Bryant has arrived in Canada from the University of Texas at Austin, where he was Bank of America Centennial Professor in the Department of Petroleum and Geosystems Engineering, as well as founder and director of two of the university’s industrial affiliates programs. He has a reputation as one of the world’s most innovative and insightful energy researchers, and says his move to Canada will provide him with an opportunity to focus on one of the most interesting developments in petroleum engineering in decades: the use of nanoparticles.
“Nanomaterials and emerging capabilities in mesoscale science [i.e., concerning materials between about 10 nanometers and a few micrometers, a region where neither quantum theory nor classical laws are suitable] offer some extraordinary opportunities in many different areas,” he adds. “The past decade has seen incredible progress in this field—mainly through biomedicine—based on three essential characteristics: the small size of nanomaterials, the fact you can tailor their surface coatings, and their functional particle cores.”
The potential exists to dramatically improve existing technologies, and also to develop new ways of extracting energy to drastically reduce our carbon footprint.
These same characteristics hold great potential for oil sand applications.
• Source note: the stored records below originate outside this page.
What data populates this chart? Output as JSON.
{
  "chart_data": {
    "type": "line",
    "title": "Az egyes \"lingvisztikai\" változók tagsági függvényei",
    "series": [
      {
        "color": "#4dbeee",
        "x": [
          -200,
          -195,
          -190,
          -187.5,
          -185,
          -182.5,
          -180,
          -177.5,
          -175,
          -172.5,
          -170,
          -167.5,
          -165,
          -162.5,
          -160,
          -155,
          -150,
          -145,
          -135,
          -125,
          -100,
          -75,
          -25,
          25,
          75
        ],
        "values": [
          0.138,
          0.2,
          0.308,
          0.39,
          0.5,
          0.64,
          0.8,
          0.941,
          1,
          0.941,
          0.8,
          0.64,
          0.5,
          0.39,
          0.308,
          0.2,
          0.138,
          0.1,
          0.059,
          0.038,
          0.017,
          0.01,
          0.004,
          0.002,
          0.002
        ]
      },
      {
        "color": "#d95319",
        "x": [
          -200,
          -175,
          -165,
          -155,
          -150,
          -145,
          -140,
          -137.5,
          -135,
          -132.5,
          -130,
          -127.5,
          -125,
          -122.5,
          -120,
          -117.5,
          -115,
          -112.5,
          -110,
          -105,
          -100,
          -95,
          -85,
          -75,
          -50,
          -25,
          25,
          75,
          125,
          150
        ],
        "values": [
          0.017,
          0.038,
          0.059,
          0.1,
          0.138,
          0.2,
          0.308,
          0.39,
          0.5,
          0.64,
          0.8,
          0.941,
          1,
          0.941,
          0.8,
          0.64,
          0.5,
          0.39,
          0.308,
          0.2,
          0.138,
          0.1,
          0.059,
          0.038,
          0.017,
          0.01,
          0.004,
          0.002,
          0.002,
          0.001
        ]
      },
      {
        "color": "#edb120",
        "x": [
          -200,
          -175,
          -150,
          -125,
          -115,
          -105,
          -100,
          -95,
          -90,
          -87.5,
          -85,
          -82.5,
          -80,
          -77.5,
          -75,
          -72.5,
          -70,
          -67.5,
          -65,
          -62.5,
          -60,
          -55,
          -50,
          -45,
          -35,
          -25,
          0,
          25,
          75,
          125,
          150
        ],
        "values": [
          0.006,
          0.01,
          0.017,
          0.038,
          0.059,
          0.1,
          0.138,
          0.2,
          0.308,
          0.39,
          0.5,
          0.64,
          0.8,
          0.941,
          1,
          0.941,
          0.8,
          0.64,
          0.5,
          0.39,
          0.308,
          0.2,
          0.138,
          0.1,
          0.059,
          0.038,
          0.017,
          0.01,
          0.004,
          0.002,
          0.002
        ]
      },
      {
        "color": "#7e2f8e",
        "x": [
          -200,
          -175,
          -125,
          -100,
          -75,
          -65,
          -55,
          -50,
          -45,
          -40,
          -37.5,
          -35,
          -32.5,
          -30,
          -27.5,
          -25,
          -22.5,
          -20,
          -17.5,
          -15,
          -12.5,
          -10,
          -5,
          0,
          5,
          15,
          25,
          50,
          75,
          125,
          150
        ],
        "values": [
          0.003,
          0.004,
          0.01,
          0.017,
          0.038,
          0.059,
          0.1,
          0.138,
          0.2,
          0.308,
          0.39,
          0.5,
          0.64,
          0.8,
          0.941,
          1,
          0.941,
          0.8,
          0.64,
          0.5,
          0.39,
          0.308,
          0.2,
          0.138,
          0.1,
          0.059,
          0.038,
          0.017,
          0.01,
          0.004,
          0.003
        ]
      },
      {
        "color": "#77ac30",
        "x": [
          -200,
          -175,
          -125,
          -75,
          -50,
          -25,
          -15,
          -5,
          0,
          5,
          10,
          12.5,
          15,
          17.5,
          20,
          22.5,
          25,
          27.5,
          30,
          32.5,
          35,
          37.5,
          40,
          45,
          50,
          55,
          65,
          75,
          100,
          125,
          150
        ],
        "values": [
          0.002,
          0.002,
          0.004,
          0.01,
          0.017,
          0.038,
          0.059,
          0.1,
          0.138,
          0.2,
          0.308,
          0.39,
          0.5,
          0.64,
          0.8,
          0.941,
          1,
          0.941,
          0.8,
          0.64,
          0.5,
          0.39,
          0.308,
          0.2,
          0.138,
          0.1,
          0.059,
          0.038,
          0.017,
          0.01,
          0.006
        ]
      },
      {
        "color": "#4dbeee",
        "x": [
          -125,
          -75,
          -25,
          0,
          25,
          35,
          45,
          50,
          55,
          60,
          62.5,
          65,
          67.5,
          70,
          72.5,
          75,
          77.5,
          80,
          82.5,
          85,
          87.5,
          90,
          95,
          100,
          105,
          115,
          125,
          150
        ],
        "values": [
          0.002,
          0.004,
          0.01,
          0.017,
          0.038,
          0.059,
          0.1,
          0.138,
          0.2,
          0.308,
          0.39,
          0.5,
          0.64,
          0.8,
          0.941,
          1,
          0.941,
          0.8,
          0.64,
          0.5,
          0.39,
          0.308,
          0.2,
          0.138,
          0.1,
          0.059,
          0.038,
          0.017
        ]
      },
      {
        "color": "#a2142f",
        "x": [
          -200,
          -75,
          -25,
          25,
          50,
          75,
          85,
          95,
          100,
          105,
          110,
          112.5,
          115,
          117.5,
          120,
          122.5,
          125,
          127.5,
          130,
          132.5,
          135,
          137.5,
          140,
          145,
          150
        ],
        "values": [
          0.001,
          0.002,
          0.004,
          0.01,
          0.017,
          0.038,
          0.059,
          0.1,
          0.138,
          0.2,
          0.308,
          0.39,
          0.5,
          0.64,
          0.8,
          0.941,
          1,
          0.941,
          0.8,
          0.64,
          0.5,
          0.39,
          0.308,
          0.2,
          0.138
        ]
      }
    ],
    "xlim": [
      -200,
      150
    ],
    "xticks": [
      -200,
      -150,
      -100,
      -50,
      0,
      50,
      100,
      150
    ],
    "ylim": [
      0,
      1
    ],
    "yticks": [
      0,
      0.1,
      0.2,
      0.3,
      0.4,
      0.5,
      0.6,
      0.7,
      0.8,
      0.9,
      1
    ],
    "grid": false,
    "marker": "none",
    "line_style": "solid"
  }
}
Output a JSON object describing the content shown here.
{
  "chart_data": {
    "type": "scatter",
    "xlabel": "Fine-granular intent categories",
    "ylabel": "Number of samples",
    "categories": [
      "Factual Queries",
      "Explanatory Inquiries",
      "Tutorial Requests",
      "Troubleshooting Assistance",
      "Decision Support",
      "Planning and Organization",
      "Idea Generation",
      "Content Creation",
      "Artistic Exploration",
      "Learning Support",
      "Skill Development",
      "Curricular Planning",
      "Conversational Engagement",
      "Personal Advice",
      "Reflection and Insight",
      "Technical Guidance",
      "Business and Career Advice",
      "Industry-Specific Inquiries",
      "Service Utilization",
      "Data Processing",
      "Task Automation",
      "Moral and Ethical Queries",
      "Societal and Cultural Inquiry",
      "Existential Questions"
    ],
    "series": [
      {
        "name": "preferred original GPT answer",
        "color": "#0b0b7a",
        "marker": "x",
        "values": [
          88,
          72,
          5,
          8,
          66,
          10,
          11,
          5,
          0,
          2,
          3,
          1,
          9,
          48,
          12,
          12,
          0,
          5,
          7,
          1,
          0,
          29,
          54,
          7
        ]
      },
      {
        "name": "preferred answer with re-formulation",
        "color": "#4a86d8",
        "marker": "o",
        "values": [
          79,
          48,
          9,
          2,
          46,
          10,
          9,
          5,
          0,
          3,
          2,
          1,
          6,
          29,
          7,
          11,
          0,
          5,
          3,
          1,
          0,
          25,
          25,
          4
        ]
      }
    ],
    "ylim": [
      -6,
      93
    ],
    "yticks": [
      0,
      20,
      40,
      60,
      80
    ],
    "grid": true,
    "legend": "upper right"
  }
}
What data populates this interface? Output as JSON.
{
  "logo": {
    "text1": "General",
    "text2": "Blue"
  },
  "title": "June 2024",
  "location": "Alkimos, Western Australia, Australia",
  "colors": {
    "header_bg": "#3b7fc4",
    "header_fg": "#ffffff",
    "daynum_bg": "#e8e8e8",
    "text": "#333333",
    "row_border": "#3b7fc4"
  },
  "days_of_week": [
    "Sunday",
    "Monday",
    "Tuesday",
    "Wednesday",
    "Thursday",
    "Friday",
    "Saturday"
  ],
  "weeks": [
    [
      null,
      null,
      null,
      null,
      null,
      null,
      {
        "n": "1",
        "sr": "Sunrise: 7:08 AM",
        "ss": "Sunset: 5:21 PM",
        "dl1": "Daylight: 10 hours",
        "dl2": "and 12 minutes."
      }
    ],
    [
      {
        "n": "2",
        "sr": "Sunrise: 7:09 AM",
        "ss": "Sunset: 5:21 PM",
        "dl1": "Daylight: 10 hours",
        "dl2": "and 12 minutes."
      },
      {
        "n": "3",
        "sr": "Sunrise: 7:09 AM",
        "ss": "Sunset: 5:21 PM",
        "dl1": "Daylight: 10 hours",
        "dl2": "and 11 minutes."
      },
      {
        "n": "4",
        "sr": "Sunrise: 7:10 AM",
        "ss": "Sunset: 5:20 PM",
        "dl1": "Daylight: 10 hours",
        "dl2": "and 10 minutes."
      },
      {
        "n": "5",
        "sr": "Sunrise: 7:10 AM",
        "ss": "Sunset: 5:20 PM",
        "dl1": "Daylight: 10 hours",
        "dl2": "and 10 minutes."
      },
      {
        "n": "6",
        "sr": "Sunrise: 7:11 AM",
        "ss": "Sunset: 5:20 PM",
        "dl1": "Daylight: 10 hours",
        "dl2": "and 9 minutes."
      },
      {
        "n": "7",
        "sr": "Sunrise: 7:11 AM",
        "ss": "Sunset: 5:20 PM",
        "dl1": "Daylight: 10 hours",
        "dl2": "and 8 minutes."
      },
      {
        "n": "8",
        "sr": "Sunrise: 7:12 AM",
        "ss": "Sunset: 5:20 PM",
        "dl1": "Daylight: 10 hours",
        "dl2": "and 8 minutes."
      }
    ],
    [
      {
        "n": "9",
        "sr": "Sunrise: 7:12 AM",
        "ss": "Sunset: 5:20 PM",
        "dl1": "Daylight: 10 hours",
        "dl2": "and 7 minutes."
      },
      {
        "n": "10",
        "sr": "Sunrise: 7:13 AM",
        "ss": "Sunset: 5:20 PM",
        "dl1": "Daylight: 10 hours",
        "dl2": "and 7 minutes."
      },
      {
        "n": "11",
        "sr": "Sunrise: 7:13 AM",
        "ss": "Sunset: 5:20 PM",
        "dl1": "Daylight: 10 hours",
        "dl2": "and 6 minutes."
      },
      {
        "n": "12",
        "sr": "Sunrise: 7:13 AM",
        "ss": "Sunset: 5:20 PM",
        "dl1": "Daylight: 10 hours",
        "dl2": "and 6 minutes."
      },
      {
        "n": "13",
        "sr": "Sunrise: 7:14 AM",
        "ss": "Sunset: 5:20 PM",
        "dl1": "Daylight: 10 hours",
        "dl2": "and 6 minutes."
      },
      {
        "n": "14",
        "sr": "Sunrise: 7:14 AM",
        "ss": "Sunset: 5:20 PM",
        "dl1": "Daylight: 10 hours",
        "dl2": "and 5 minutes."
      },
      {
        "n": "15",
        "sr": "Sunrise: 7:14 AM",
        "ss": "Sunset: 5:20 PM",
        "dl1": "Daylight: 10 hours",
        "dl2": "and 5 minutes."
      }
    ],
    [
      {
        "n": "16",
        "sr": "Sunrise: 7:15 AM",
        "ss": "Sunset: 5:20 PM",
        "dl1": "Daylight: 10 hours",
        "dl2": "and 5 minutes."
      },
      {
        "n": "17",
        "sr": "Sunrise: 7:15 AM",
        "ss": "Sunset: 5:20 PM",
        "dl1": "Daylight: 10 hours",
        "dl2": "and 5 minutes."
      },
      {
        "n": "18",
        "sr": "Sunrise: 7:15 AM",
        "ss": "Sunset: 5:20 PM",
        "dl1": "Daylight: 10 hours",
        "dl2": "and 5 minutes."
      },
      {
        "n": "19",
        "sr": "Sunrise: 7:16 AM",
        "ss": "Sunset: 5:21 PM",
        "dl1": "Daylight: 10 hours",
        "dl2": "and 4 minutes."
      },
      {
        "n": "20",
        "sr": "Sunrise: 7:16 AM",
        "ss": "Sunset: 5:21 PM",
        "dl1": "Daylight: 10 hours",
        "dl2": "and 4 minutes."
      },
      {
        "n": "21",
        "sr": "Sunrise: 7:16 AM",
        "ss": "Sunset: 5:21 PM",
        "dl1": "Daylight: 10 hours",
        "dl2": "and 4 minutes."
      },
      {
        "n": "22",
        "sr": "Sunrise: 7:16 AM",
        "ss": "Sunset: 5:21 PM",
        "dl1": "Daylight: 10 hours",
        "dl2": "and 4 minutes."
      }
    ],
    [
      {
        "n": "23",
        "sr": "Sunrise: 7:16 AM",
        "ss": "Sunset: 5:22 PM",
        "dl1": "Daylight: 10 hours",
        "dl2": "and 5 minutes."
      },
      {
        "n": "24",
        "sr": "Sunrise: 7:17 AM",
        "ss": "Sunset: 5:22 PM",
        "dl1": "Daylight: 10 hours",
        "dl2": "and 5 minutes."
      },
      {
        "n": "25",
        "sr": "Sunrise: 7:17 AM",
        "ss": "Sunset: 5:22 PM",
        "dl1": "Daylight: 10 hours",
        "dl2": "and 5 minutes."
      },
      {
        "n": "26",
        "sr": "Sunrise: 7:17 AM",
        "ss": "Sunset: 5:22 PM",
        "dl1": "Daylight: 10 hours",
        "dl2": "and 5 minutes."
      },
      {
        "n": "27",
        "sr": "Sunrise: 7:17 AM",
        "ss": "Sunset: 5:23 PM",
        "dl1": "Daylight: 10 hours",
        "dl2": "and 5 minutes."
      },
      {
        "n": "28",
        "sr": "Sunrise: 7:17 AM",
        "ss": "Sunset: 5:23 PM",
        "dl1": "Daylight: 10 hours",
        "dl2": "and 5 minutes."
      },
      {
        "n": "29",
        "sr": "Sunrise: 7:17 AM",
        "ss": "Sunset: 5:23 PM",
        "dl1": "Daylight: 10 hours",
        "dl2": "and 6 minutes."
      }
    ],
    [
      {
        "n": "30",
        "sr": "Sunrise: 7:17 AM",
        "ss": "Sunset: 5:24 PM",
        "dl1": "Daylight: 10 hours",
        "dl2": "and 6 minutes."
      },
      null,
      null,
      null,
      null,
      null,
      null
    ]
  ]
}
Particles less than ~100 nanometers (nm) in size are much smaller than reservoir pores and can be delivered into oil sand reservoirs. Their surfaces can be coated with chemicals, which enable the particles to attach preferentially to interfaces between aqueous and non-aqueous phases (e.g., oil and water) and are ubiquitous in oil reservoirs.
“We are on the cusp of something really big in oil and gas,” Bryant says. “The potential exists to dramatically improve existing technologies, and also to develop new ways of extracting energy to drastically reduce our carbon footprint. The opportunities for doing these things in the oil sands are particularly exciting because so many issues—technical, economic, social—of national and global importance collide in one place. The University of Calgary is the place to do that. For me, there is no doubt: it is the best place in the world for in situ oil sands research.”
Bryant believes the new chair will enable him and his collaborators at the University of Calgary to “concentrate for an extended period of time on solving big problems,” something that is becoming a challenge in most universities, where researchers are forced to spend valuable time trying to secure funding. And, he believes, this focus will enable him and his team to make rapid, tangible progress towards improving the way oil and gas are recovered from the ground.